Thursday, October 1, 2009

Linked, tangentially, to the last post


Apparently, the US is going to be engaging in talks with Burma/Myanmar as well as Iran. If North Korea is the worst, most evil regime on the planet today (and the evidence, based on deaths and malnutrition today is pretty good), Burma might well be the second. The response to both the protesting monks two years ago and the cyclone last year show that the regime has no care for the lives of its citizens. (I am willing to grant that Sudan should also be in the competition up here.)

And yet, again, isolation of the country has done no good, and instead made the people poorer. Moreover, it's fed into a paranoia that prevents any real progress in Burma.

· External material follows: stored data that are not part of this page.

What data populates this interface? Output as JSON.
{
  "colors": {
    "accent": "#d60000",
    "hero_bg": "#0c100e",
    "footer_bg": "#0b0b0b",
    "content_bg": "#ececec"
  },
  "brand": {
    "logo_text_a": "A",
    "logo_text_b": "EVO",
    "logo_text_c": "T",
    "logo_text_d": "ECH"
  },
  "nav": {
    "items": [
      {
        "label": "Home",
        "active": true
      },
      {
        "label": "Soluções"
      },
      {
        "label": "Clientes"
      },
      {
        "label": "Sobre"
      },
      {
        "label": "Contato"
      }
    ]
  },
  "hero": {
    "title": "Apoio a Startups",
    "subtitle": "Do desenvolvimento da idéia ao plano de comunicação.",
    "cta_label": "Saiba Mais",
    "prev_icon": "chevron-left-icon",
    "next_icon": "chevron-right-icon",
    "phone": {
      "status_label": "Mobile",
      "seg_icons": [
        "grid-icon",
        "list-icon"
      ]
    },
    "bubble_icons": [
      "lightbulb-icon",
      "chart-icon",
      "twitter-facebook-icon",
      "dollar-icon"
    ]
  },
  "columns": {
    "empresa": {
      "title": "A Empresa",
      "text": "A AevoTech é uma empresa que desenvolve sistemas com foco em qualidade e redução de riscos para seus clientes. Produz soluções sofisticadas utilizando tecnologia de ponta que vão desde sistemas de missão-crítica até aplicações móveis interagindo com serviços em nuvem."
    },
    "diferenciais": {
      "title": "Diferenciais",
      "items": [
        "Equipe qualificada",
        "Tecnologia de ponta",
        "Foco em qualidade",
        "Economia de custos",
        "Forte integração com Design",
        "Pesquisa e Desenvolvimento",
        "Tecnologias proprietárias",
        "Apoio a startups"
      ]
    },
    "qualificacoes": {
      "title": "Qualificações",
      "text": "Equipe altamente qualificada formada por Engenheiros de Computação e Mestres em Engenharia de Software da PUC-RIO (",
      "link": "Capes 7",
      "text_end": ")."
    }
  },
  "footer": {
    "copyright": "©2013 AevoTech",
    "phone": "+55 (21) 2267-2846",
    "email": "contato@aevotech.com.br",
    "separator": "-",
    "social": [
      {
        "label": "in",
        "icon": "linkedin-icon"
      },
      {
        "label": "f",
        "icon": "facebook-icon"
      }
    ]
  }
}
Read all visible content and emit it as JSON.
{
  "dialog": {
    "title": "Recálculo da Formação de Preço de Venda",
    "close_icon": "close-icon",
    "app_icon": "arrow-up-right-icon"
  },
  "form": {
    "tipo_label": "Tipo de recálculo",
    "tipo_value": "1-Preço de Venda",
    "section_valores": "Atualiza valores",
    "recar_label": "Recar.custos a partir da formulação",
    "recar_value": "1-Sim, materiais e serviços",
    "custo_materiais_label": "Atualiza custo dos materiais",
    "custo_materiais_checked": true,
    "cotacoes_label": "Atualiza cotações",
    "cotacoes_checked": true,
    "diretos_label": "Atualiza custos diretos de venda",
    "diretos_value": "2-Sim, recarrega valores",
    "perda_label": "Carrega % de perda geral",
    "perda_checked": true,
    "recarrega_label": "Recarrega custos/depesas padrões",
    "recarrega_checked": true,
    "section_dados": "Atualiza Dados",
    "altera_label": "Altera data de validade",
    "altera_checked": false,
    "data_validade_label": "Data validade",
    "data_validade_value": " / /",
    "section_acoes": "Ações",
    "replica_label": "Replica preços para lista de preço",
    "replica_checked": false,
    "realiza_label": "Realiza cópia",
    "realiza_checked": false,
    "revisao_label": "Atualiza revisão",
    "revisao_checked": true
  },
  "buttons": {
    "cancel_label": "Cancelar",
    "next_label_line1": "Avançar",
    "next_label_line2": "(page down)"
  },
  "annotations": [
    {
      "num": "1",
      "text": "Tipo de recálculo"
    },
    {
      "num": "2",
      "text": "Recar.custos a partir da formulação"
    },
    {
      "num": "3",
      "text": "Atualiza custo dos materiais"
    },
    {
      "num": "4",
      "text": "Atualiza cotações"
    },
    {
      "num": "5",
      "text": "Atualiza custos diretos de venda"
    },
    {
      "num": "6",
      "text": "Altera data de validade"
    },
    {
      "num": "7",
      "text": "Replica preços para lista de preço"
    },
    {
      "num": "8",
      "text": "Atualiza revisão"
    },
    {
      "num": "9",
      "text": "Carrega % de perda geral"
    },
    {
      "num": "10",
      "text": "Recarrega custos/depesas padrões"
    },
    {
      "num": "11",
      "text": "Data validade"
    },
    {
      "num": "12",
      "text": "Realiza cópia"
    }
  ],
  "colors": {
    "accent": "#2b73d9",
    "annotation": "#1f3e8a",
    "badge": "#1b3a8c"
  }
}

I am not for an instant pretending that engagement with Burma will cause it to become a democratic wonderland. It won't. I'm not pretending that it will cause the release of Kyi. It won't.

But neither will continued sanctions and isolation. It hasn't worked, and it won't work. (I hesitate to say that it never works, but I've yet to see an example of utterly isolating a country from the international community causing the regime there to do anything other than double down.) Sanctions are most effective against a country that doesn't think it will have future conflict with you. That does not sound like the US-Burmese relationship.

At the very least, opening up dialogue allows for some movement towards making the lives of the Burmese people better in some objective way. Nothing needs to be given away to open up discussion.